Background: Longitudinal adverse outcomes are unclear among adults with diabetes according to the age of onset.
Objective: To investigate the longitudinal diabetes-related outcomes in adults with new-onset diabetes stratified by age.
Design: Retrospective cohort study.
Setting: Taiwan National Health Insurance Research Database claims data from 2000 to 2015.
Subjects: In total, 115,751 participants aged ≥40 years with new-onset diabetes in 2003 were recruited and stratified by the ages 40-64 (64.3%), 65-74 (21.2%), 75-84 (11.8%) and ≥85 years (2.7%) at the time of diagnosis.
Methods: Time-varying multivariate Cox proportional hazards model adjusted for covariates was used to examine the associations between the ages of the patients at diabetes onset and the outcomes of interest [all-cause mortality, cardiovascular (CV) mortality, major cardiovascular events (MACE) and hypoglycaemia] during a 10-year follow-up period.
Results: The results showed that compared with those patients aged 40-64 at diagnosis, patients with older-onset diabetes had significantly higher comorbidities (P < 0.01) and a higher diabetes severity (P < 0.01). Patients with older-onset diabetes had a higher risk of all-cause mortality [adjusted hazard ratio (aHR) 2.28, 4.48 and 10.07 in 65-74, 75-84 and ≥85 years old, respectively], CV mortality (aHR = 2.82, 6.06 and 15.91), MACE (aHR = 2.19, 3.01 and 4.15) and hypoglycaemia (aHR = 2.41, 3.59 and 4.62) than patients aged 40-64 during a 10-year follow-up period.

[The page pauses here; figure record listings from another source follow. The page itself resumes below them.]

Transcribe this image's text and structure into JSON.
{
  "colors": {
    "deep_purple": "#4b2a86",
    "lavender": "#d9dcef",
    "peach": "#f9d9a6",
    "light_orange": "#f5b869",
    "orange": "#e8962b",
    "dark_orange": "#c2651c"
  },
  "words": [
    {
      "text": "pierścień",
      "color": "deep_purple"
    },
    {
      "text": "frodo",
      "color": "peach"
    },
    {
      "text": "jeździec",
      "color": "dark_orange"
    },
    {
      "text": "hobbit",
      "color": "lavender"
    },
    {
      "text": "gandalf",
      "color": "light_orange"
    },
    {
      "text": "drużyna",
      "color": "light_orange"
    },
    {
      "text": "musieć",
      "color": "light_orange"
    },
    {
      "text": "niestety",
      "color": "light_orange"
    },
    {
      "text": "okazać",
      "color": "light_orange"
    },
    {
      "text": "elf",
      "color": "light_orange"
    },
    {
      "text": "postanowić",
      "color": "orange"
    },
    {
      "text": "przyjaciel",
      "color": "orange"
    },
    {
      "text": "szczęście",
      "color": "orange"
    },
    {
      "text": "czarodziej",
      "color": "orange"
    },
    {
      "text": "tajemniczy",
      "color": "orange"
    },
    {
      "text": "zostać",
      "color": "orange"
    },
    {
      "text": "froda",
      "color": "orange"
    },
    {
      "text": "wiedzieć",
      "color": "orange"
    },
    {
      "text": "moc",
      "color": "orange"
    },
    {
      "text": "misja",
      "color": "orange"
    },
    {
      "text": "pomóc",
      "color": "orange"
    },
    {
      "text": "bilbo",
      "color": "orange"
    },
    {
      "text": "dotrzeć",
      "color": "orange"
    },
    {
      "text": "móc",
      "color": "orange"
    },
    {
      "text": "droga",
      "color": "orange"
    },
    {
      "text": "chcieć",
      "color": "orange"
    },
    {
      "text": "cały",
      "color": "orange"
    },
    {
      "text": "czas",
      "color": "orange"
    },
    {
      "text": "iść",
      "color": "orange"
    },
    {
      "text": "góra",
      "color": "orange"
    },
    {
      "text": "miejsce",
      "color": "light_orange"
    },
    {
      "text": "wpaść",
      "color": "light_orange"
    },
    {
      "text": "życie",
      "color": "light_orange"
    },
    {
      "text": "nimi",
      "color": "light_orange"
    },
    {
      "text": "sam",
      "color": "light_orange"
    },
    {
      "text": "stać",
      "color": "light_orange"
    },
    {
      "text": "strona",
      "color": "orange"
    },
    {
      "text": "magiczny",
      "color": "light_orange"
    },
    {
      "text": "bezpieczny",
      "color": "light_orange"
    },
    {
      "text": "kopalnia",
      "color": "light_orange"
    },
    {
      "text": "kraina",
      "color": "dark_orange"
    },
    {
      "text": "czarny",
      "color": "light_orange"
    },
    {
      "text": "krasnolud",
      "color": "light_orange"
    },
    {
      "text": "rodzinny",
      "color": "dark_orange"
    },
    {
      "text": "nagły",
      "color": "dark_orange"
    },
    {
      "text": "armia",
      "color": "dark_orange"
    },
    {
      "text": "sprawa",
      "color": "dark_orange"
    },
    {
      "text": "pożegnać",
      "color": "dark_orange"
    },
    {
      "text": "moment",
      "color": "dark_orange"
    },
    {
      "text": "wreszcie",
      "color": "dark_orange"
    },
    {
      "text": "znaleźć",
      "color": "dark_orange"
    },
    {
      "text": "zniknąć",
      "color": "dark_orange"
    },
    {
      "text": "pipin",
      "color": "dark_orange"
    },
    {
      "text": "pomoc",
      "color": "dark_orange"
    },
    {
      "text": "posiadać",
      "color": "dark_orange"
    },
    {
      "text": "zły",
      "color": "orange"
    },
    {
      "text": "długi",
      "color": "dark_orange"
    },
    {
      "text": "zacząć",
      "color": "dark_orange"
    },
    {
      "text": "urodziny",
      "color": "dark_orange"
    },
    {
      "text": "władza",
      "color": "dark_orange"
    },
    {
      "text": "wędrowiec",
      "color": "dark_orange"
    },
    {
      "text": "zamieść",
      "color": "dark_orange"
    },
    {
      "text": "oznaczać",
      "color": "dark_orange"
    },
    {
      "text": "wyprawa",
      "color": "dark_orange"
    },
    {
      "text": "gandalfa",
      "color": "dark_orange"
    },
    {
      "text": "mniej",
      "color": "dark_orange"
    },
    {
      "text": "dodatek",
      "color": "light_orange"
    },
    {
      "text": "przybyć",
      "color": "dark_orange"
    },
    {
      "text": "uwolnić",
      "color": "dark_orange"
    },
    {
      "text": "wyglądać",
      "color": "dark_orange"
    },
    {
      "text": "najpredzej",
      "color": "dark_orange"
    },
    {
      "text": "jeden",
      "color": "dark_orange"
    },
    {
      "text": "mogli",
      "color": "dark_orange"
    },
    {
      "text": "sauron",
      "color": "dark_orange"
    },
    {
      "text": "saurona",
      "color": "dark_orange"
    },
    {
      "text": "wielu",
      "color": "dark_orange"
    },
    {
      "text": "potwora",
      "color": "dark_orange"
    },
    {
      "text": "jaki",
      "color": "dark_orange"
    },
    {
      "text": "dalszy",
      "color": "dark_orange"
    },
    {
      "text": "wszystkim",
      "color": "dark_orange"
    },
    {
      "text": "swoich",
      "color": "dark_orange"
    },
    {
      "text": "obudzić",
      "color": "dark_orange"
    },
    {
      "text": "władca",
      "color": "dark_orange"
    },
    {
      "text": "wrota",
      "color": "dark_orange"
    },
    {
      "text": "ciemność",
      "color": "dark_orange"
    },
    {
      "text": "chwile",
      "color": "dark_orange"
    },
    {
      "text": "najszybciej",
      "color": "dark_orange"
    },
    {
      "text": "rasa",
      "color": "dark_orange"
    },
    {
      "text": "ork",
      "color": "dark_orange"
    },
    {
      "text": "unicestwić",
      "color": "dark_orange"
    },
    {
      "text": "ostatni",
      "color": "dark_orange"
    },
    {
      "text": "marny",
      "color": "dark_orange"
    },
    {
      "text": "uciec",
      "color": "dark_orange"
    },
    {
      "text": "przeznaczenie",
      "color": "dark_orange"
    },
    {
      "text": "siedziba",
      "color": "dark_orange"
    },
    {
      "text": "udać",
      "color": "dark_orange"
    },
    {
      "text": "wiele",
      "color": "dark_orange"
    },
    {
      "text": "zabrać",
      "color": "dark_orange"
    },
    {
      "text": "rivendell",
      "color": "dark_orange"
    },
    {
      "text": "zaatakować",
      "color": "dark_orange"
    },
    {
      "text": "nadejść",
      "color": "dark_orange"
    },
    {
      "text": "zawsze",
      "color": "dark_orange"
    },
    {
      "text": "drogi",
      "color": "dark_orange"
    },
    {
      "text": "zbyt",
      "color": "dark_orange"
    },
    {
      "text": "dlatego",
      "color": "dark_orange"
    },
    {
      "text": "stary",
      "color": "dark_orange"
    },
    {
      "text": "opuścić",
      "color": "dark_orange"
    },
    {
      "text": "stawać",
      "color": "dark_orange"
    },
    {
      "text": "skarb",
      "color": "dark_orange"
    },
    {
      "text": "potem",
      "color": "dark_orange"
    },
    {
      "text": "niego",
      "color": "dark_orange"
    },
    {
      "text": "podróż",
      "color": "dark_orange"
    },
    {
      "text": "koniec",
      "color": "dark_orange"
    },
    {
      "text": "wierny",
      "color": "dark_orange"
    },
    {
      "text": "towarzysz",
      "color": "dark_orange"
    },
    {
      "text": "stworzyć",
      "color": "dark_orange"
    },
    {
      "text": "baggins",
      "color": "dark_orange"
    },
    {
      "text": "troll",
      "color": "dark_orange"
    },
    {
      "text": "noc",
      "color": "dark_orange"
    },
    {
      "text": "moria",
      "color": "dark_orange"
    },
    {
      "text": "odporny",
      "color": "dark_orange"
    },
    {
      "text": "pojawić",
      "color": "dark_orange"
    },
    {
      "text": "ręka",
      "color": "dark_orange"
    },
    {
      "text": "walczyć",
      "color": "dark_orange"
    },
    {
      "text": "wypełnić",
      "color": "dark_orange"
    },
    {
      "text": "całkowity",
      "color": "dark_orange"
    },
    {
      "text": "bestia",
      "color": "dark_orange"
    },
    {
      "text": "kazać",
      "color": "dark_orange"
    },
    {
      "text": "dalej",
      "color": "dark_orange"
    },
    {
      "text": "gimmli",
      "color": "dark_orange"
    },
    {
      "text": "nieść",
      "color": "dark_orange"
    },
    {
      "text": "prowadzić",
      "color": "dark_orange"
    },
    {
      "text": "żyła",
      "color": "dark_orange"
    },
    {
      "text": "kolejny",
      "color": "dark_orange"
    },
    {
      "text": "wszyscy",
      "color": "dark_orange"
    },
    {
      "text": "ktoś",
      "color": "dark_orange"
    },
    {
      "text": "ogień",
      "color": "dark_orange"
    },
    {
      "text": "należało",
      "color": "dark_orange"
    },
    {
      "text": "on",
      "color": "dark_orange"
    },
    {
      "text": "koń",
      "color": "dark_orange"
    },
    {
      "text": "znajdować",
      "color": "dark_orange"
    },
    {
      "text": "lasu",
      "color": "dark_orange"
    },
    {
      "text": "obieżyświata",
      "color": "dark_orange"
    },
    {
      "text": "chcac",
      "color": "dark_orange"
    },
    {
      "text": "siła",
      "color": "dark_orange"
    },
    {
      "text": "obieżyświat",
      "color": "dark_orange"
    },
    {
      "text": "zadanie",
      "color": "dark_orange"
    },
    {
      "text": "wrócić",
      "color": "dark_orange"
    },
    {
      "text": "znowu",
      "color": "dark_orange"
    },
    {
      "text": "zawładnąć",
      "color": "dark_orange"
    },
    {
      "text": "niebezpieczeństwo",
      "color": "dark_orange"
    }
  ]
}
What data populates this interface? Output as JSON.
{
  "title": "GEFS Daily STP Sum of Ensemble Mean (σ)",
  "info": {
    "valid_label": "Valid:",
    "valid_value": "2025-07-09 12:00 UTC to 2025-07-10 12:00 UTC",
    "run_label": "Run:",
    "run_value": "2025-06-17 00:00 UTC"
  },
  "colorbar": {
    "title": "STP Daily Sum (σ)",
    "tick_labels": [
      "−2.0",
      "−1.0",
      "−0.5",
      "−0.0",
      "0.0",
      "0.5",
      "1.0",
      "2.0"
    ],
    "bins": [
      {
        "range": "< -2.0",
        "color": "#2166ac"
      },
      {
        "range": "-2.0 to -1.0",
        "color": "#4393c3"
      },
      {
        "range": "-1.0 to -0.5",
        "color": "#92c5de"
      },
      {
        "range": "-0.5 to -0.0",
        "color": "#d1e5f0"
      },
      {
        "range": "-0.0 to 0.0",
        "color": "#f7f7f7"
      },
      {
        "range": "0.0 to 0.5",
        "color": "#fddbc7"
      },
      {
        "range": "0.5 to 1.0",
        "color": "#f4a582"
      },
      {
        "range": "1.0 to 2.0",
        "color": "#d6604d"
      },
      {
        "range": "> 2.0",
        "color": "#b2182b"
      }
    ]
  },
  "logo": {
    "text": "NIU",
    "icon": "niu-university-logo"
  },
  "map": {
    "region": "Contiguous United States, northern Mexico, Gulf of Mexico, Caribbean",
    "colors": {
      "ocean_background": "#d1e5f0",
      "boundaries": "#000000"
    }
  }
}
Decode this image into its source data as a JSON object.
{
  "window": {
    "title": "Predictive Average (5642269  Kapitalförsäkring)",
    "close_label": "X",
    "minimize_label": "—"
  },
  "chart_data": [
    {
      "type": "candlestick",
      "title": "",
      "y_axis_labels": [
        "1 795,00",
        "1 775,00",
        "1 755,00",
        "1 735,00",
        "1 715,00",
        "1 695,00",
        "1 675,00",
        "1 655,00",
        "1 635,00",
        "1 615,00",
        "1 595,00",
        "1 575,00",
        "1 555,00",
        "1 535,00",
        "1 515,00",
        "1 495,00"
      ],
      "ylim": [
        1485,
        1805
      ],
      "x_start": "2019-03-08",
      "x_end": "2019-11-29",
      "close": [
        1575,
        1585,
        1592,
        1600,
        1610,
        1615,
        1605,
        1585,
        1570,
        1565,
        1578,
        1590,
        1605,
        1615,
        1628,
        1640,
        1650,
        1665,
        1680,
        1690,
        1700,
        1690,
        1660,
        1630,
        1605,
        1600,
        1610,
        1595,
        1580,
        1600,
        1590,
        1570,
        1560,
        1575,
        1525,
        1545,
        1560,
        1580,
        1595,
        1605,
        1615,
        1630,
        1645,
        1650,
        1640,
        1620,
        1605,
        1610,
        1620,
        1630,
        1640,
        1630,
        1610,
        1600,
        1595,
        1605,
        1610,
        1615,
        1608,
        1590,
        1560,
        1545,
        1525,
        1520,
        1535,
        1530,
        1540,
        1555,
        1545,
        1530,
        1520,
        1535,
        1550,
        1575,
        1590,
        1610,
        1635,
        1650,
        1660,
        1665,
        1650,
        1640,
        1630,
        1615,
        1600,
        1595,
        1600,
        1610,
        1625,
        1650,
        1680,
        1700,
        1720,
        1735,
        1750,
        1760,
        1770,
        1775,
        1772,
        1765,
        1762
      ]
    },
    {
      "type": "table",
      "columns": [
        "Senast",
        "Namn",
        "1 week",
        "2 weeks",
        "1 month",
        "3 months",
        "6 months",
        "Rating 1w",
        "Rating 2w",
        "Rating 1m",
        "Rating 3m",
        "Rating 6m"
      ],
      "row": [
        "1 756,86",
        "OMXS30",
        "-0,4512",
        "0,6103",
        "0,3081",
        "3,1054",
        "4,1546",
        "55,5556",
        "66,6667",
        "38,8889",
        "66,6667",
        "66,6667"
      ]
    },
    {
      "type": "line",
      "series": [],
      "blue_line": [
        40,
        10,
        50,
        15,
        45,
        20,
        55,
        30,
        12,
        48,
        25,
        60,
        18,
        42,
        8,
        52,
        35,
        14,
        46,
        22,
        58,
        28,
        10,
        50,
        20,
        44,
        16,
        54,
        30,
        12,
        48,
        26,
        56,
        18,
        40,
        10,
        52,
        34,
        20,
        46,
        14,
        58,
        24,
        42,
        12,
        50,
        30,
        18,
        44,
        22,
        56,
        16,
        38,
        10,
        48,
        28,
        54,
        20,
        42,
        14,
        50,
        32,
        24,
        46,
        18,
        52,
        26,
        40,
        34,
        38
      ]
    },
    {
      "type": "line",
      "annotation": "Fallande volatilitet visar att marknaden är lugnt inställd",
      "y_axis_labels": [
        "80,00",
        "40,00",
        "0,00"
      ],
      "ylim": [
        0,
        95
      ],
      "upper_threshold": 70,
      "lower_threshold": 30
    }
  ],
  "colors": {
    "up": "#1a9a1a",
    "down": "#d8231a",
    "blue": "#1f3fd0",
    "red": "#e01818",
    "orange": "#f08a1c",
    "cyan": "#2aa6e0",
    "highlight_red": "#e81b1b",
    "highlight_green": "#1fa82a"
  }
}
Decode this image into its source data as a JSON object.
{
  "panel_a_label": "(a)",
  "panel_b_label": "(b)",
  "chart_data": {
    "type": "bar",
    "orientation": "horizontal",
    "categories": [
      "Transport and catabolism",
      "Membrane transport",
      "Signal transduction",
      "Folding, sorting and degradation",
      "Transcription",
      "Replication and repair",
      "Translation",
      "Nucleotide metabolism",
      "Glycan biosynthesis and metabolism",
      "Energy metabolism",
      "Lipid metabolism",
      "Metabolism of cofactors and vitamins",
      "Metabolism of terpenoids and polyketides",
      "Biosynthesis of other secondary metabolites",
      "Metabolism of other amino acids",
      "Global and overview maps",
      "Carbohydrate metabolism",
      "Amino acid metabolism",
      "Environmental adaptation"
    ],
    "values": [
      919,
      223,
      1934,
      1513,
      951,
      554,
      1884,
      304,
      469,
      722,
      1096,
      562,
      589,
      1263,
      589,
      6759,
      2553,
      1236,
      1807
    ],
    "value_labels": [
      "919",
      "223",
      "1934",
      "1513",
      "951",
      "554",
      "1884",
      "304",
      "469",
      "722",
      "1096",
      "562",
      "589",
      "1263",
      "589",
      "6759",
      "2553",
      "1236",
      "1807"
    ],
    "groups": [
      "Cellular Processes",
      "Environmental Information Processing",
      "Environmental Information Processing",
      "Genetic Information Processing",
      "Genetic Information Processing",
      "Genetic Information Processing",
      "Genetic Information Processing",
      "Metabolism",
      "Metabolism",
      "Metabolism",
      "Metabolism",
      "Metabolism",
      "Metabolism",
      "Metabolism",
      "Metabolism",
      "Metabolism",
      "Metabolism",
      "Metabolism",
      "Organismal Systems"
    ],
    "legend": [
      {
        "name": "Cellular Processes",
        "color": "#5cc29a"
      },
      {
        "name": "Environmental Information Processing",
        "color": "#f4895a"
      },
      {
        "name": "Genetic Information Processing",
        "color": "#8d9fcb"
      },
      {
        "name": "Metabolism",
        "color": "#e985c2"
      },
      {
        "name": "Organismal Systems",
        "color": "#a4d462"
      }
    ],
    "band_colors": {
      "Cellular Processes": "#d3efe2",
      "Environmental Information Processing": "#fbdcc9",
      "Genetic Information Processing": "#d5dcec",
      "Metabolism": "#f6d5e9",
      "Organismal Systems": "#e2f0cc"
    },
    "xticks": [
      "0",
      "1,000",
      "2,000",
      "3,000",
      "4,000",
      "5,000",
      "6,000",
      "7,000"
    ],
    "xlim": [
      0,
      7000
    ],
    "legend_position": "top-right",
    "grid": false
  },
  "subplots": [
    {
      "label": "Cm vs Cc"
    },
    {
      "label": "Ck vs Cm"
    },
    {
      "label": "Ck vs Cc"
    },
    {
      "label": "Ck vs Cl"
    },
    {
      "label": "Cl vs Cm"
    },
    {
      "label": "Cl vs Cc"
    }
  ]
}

Conclusions: Patients with diabetes onset at an older age was associated with increased risks of all-cause mortality, CV mortality, MACE and hypoglycaemia after adjusting for the severity of diabetes and anti-diabetic treatment.
Keywords: National Health Insurance Research Database (NHIRD); diabetes; hypoglycaemia; mortality; older age; older people.